Of course, you would like people in the world to also see players on the ship. When a player is teleported to the stationary ship, you will need to make a proxy character that stays in the world and mirrors their position and rotation (much like their camera is doing)…
When an object (player, projectile, etc) crosses the magic bounding box onto the ship, it will be teleported to the ship and a visual proxy created in the real world… and when an object crosses a bounding-box around the stationary ship, its proxy will be deleted and it will be teleported back to the world.
I’m not sure how to get this teleportation to happen without any network related movement hitches. I would start by trying to make a teleport script (see magic teleportation) and then using an RPC to replicate it to the server (see howto replicate sprint)
There are some artifacts when you simply attach the actor to the moving actor.
You need to dig into the movement system, improving some behaviors and making sure that physic calculations are accurate. In my case I had to rewrite movement component to make it right, in addition making sure that for very high velocities “rebase world origin” is also used.
after trying the portals with interior under the level approach it would appear that I will need to with the first possible solution. as many of the ships that will be created will mostly be open top. picture a sailboat as those are, for the most part, what I am working with. I would imagine a physics-based approach would be optimal. do you have any resources or ideas as to how that would work?
Those just work. Like moving platforms just work.
The issue with space vehicles is that in engine you’d get the same result if you went walking around a cargo plane while it’s performing a loop.

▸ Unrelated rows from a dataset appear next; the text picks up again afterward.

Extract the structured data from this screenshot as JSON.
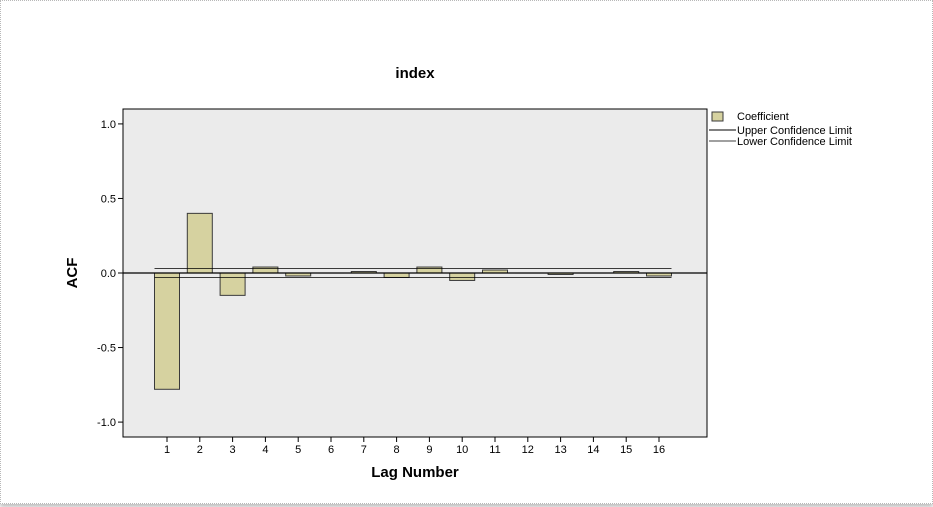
{
  "chart_data": {
    "type": "bar",
    "title": "index",
    "xlabel": "Lag Number",
    "ylabel": "ACF",
    "categories": [
      "1",
      "2",
      "3",
      "4",
      "5",
      "6",
      "7",
      "8",
      "9",
      "10",
      "11",
      "12",
      "13",
      "14",
      "15",
      "16"
    ],
    "series": [
      {
        "name": "Coefficient",
        "values": [
          -0.78,
          0.4,
          -0.15,
          0.04,
          -0.02,
          0.0,
          0.01,
          -0.03,
          0.04,
          -0.05,
          0.02,
          0.0,
          -0.01,
          0.0,
          0.01,
          -0.02
        ]
      }
    ],
    "upper_confidence_limit": 0.03,
    "lower_confidence_limit": -0.03,
    "legend_items": [
      "Coefficient",
      "Upper Confidence Limit",
      "Lower Confidence Limit"
    ],
    "ylim": [
      -1.1,
      1.1
    ],
    "yticks": [
      1.0,
      0.5,
      0.0,
      -0.5,
      -1.0
    ],
    "ytick_labels": [
      "1.0",
      "0.5",
      "0.0",
      "-0.5",
      "-1.0"
    ],
    "legend_position": "right",
    "grid": false,
    "colors": {
      "bar_fill": "#d6d2a0",
      "bar_stroke": "#3a3a3a",
      "plot_background": "#ebebeb",
      "line": "#000000"
    }
  }
}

That’s obviously not an issue for anything that needs to maintain “earth” like gravity to its interiors.
from what I have seen moving platforms do not “just work” as the moving platform does move but it does not take the player with it. what are you doing to achieve that result? as, for the gravity situation, the ideal solution is a potential toggle option that would allow the gravity to be changed on a dime. how I would go about doing that?
Nothing at all.
They just work with the character blueprint.
Nothing to it.
Replicated movement is a different story.
as so that is where I am going wrong I need replication.
Check if maybe the community ocean project has replication going for the boats.
I know they worked on it at one point or another.